Iraqi forces have fought off an Islamic State attack on the city of Haditha in western Anbar province, police and the US-led coalition against the Sunni jihadist group said Tuesday.
Some 15 local Sunni tribal fighters and 10 policemen were killed over two days as the militants attempted to infiltrate the city from the town of Barwana on the opposite bank of the Euphrates river, Lieutenant Fouad Muhammad of the Haditha police told dpa.
Sunni-populated Anbar province is a stronghold of Islamic State.
Last week, Iraqi forces said they had recaptured the provincial capital, Ramadi, in their biggest victory over the extremist group in eight months - although some fighting continues around the city.
The jihadists had made several attacks near Haditha, which is about 110 kilometres north-west of Ramadi, Colonel Steve Warren, spokesman for the US-led coalition against Islamic State, wrote on Twitter.

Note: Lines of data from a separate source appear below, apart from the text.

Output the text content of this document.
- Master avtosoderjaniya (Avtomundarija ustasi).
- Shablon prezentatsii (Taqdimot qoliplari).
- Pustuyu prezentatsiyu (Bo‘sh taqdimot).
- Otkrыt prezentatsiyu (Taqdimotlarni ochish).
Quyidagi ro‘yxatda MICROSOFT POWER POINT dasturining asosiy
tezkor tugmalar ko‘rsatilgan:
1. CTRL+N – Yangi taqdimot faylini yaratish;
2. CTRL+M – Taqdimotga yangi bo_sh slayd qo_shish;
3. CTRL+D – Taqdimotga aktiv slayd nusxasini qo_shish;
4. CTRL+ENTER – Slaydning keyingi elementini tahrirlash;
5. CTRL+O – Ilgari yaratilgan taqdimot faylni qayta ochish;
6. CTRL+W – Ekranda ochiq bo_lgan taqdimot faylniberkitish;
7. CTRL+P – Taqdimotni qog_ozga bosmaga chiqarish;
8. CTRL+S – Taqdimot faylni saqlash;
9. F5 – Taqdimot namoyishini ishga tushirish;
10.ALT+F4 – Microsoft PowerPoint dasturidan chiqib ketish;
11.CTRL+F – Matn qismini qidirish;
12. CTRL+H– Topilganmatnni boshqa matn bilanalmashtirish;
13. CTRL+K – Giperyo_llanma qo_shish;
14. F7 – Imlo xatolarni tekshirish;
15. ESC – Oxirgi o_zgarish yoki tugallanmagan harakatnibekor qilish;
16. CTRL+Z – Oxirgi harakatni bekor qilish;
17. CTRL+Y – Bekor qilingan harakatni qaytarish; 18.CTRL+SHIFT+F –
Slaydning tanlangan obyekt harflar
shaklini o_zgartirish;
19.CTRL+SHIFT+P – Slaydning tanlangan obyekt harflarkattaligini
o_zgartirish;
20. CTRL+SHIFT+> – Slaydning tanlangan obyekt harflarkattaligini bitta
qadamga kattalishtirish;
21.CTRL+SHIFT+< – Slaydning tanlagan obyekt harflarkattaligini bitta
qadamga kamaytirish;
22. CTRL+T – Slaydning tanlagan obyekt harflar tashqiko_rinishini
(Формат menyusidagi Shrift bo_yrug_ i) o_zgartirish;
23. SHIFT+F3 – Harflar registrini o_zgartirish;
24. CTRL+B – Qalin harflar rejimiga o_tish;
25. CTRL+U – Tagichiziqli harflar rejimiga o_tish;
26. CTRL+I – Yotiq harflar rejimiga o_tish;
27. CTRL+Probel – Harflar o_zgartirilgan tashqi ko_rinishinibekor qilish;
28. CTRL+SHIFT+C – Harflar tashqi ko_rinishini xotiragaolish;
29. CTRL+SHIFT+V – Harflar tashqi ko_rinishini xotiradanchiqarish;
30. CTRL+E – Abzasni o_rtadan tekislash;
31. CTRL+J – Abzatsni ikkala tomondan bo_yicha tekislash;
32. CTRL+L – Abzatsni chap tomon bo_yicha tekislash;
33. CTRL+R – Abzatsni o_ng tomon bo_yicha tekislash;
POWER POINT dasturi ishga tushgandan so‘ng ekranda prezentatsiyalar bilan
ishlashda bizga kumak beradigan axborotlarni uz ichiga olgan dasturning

"None of these attacks have been successful due to stronger ISF (Iraqi Security Forces) and @CJTFOIR (coalition) airstrikes," Warren wrote.
Iraqi forces had also cleared the jihadists out of Barwana, the scene of to-and-fro fighting over recent days, but expected another attack, Muhammad said.
He added that the jihadists had used "dozens" of explosive-rigged vehicles in the attacks. The tactic has been used to deadly effect by Islamic State in the past, notably in its capture of Ramadi, between Haditha and Baghdad, in May.
The US military said in November that only 5 per cent of such attacks were effective after Iraqi forces received additional training and anti-armour weapons to combat them.